The donors couldn’t say exactly how many times he’s stayed there in the past year, or when he last visited. He changed his voter registration address to the Ross’s Dodge City home the day before Wolf announced, and he pays $300 a month to stay there occasionally. But Roberts seemed unconcerned about the residency issue in an interview with the Times.
“I have full access to the recliner,” the senator joked, about his stays with his donors. He added: “Nobody knows the state better than I do.”
But it’s an issue that’s toppled Republicans in primaries before. Last cycle, former Indiana Sen. Dick Lugar (R) faced questions about his commitment to his state after news surfaced that he hadn’t lived in the state since the late ’70s.

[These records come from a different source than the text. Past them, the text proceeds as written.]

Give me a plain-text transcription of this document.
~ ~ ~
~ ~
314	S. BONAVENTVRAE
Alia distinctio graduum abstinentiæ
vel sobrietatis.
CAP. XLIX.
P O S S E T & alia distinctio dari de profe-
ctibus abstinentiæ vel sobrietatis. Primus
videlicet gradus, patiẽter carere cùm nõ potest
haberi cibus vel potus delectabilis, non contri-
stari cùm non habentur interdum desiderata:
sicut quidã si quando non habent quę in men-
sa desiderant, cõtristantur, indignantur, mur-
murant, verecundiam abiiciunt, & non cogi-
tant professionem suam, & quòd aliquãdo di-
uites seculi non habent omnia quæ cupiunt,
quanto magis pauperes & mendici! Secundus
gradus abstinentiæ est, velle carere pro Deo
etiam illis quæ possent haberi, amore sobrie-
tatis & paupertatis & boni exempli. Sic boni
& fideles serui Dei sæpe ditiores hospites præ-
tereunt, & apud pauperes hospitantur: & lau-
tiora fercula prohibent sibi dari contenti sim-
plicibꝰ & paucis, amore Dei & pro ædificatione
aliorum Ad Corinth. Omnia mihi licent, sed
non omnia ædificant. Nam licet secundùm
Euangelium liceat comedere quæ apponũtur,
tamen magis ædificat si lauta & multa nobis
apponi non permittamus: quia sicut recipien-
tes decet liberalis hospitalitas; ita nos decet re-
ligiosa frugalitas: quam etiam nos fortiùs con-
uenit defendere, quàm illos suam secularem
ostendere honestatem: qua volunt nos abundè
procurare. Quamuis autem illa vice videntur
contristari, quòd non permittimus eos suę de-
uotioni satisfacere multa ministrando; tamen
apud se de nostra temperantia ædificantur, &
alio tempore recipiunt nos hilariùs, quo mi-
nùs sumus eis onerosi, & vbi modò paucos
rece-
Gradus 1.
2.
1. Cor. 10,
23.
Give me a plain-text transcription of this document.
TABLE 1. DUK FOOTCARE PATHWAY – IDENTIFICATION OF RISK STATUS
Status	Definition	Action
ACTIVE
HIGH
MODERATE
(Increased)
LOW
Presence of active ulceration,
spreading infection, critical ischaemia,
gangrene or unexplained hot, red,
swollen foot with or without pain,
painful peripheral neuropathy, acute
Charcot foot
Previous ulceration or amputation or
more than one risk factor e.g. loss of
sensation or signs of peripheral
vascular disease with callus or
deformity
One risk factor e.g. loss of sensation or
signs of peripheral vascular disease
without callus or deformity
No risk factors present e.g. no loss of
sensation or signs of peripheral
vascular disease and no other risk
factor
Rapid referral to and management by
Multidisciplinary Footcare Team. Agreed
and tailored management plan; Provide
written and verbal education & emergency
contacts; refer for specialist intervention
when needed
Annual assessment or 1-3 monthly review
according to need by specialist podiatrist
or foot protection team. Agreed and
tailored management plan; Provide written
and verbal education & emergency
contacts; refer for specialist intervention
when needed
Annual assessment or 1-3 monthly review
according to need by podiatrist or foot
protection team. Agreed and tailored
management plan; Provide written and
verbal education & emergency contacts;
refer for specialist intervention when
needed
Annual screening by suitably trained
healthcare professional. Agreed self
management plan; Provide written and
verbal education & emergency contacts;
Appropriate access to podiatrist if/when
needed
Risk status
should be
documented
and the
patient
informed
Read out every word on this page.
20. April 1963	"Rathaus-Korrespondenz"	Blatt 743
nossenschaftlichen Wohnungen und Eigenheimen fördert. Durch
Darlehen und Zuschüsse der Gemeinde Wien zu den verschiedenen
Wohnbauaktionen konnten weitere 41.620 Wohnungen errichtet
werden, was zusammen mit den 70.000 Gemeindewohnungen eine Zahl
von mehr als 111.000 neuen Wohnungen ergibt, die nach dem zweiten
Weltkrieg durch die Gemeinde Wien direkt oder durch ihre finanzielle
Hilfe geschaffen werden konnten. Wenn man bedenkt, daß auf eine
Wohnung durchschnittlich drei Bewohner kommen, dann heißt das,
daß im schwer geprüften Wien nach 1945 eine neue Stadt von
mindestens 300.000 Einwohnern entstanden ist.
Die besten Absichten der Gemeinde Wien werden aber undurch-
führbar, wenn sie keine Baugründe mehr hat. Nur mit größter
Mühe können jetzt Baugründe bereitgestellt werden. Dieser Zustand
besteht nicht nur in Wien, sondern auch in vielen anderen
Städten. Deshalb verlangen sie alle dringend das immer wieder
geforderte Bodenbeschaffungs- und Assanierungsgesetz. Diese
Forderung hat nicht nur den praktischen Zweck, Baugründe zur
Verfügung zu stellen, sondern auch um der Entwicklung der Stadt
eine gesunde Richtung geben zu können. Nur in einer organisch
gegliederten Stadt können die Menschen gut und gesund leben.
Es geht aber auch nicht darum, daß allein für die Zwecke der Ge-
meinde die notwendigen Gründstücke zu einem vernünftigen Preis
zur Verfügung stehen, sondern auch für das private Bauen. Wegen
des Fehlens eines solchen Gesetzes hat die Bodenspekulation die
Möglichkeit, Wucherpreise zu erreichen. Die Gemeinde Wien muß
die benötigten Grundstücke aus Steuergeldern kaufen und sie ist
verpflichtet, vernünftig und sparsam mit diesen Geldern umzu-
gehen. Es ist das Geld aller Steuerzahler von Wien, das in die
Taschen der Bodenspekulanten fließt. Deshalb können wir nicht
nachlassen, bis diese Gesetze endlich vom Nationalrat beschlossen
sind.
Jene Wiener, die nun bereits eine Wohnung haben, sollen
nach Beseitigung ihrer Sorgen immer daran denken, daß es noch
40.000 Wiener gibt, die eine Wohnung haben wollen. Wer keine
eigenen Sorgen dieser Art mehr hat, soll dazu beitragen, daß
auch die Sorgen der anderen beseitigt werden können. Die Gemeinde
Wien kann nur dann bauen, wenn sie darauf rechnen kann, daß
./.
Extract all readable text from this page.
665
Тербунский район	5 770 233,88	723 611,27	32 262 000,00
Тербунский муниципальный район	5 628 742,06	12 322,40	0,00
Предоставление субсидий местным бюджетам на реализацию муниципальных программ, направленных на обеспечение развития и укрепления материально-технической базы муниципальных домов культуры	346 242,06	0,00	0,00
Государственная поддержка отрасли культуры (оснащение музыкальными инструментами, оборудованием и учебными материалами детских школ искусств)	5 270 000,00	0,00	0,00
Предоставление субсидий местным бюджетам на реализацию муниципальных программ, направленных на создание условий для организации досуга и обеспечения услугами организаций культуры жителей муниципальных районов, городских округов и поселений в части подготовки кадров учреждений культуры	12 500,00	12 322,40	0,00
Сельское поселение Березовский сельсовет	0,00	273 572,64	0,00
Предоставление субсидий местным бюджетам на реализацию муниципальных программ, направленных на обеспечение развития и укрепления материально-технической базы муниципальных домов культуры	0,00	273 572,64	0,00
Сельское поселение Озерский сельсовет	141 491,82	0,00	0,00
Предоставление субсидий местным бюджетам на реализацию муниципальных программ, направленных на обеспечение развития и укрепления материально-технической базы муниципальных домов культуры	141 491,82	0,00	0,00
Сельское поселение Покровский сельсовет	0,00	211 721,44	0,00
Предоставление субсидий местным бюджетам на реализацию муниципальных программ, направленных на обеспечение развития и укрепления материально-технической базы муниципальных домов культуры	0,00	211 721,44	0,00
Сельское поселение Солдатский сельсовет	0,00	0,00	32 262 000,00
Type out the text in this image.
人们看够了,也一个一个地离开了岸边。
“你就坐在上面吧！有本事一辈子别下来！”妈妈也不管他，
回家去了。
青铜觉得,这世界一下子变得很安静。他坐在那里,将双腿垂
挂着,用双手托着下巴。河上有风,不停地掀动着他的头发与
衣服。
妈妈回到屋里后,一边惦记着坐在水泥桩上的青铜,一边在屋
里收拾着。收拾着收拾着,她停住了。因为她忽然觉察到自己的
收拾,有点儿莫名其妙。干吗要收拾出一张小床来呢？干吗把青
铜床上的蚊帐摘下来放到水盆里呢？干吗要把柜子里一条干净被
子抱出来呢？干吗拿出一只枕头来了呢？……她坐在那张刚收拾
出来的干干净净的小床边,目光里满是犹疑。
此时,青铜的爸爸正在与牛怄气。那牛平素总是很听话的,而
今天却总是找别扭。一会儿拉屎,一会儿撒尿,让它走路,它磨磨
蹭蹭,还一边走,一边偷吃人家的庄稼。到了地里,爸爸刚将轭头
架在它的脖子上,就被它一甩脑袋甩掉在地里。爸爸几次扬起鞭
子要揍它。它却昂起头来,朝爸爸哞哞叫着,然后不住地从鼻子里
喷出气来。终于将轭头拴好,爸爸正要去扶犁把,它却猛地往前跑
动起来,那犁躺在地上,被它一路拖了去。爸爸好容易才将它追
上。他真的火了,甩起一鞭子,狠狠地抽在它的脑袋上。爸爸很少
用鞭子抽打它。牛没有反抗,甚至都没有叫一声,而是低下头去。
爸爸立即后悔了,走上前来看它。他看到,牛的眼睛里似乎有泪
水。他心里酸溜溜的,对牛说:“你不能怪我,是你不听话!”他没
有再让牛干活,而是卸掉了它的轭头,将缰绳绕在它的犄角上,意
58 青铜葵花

Lugar went on to lose in the primary to Indiana Treasurer Richard Mourdock, who ultimately botched the race in the general after making controversial comments about rape and pregnancy.
The Indiana race is weighing on the minds of Roberts’ advisers, but they, too, were unconcerned about the prospect.
“We’re not going to get Lugar’d,” David Kensinger, an adviser to Roberts, told the Times.
While Wolf has been endorsed by some conservative outside groups that could give him a boost, such as the Senate Conservatives Fund and Madison Project, he still substantially lags behind the incumbent in fundraising. At the end of the year, Roberts still had $2.2 million in the bank compared to Wolf’s $179,000.
—This piece was updated at 5:15 to reflect information provided by Roberts’ office.